The conference features well known scholars in the field of women and digital activism, including German Muslim journalist Kübra Gümüşay, who will discuss her experiences as the country’s first hijab-wearing columnist and how online hate affects activists, social movements and societies; U of T iSchool doctoral student Mariam Karim who will present her study of how Saudi cyberfeminists use Twitter hashtag campaigns in feminist organizing and solidarity; Harvard University scholar and human rights lawyer Simin Kargar who will discuss her study of harmful online speech, gendered persecution and propaganda; and Sima Shakhsari, a University of Minnesota scholar of gender, women and sexuality studies, who will discuss the influence and challenges of women bloggers in Iranian politics.

Tahmasebi-Birgani notes that cyberpolitics and digital activism played an important role in Iran’s Green Movement in 2008 and the Arab Spring uprisings in 2011. “The dissidents used Twitter, which became a vital mode of communication for protestors, causing the Iranian regime to block it. The Arab uprisings started on Facebook and became instrumental in telling people where to go, how to organize, and letting people know about arrests and other news as it unfolded.”  
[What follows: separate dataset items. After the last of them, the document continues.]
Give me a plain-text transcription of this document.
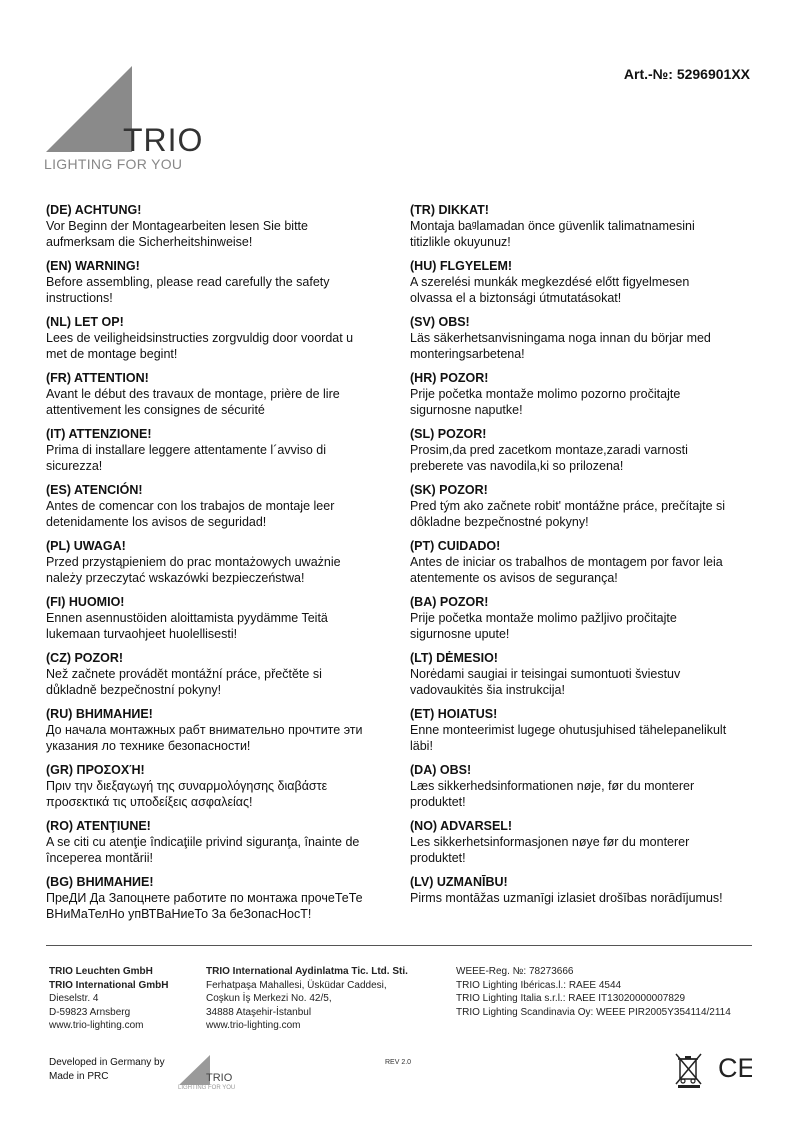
Art.-№: 5296901XX
TRIO
LIGHTING FOR YOU
(DE) ACHTUNG!
Vor Beginn der Montagearbeiten lesen Sie bitte
aufmerksam die Sicherheitshinweise!
(EN) WARNING!
Before assembling, please read carefully the safety
instructions!
(NL) LET OP!
Lees de veiligheidsinstructies zorgvuldig door voordat u
met de montage begint!
(FR) ATTENTION!
Avant le début des travaux de montage, prière de lire
attentivement les consignes de sécurité
(IT) ATTENZIONE!
Prima di installare leggere attentamente l´avviso di
sicurezza!
(ES) ATENCIÓN!
Antes de comencar con los trabajos de montaje leer
detenidamente los avisos de seguridad!
(PL) UWAGA!
Przed przystąpieniem do prac montażowych uważnie
należy przeczytać wskazówki bezpieczeństwa!
(FI) HUOMIO!
Ennen asennustöiden aloittamista pyydämme Teitä
lukemaan turvaohjeet huolellisesti!
(CZ) POZOR!
Než začnete provádět montážní práce, přečtěte si
důkladně bezpečnostní pokyny!
(RU) ВНИМАНИЕ!
До начала монтажных рабт внимательно прочтите эти
указания ло технике безопасности!
(GR) ΠΡΟΣΟΧΉ!
Πριν την διεξαγωγή της συναρμολόγησης διαβάστε
προσεκτικά τις υποδείξεις ασφαλείας!
(RO) ATENŢIUNE!
A se citi cu atenţie îndicaţiile privind siguranţa, înainte de
începerea montării!
(BG) ВНИМАНИЕ!
ПреДИ Да Запоцнете работите по монтажа прочеТеТе
ВНиМаТелНо упВТВаНиеТо За беЗопасНосТ!
(TR) DIKKAT!
Montaja baᵍlamadan önce güvenlik talimatnamesini
titizlikle okuyunuz!
(HU) FLGYELEM!
A szerelési munkák megkezdésé előtt figyelmesen
olvassa el a biztonsági útmutatásokat!
(SV) OBS!
Läs säkerhetsanvisningama noga innan du börjar med
monteringsarbetena!
(HR) POZOR!
Prije početka montaže molimo pozorno pročitajte
sigurnosne naputke!
(SL) POZOR!
Prosim,da pred zacetkom montaze,zaradi varnosti
preberete vas navodila,ki so prilozena!
(SK) POZOR!
Pred tým ako začnete robit' montážne práce, prečítajte si
dôkladne bezpečnostné pokyny!
(PT) CUIDADO!
Antes de iniciar os trabalhos de montagem por favor leia
atentemente os avisos de segurança!
(BA) POZOR!
Prije početka montaže molimo pažljivo pročitajte
sigurnosne upute!
(LT) DĖMESIO!
Norėdami saugiai ir teisingai sumontuoti šviestuv
vadovaukitės šia instrukcija!
(ET) HOIATUS!
Enne monteerimist lugege ohutusjuhised tähelepanelikult
läbi!
(DA) OBS!
Læs sikkerhedsinformationen nøje, før du monterer
produktet!
(NO) ADVARSEL!
Les sikkerhetsinformasjonen nøye før du monterer
produktet!
(LV) UZMANĪBU!
Pirms montāžas uzmanīgi izlasiet drošības norādījumus!
TRIO Leuchten GmbH
TRIO International GmbH
Dieselstr. 4
D-59823 Arnsberg
www.trio-lighting.com
TRIO International Aydinlatma Tic. Ltd. Sti.
Ferhatpaşa Mahallesi, Üsküdar Caddesi,
Coşkun İş Merkezi No. 42/5,
34888 Ataşehir-İstanbul
www.trio-lighting.com
WEEE-Reg. №: 78273666
TRIO Lighting Ibéricas.l.: RAEE 4544
TRIO Lighting Italia s.r.l.: RAEE IT13020000007829
TRIO Lighting Scandinavia Oy: WEEE PIR2005Y354114/2114
Developed in Germany by
Made in PRC	TRIO
LIGHTING FOR YOU
REV 2.0	CE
Since that time, the digital realm has changed and grown as citizens look for new ways to push back against oppressive political regimes. “Digital spaces offered women a new way to organize and learn from each other,” Tahmasebi-Birgani says. “They started campaigns, writing blogs and, increasingly, using social media to create campaigns and networks. She points to activist Facebook pages like My Stealthy Freedom which features photos submitted by bare-headed Iranian women defiantly flouting the state’s compulsory hijab laws. “It has one million followers and has become a  hub for all sorts of activities, dialog and conversation—women post their stories, testimonies and videos,” she says. “These actions contribute to women’s awareness, and gives them courage—when you share stories and read other women’s stories, you feel you can do it, too.”

The two-day conference includes events at the downtown and UTM campuses, and is open to the public. The conference wraps up with a public reception on Friday, March 23 in UTM Room (DV ) from 6 to 9 p.m. on Friday, March 23.

The event is funded by a SSHRC Insight Grant, the New College Initiative Fund and the UTM Dean’s Graduate Expansion Fund, with additional support from UTM’s Department of Historical Studies, UTM’s Women and Gender Studies program, and U of T’s Women and Gender Studies Institute.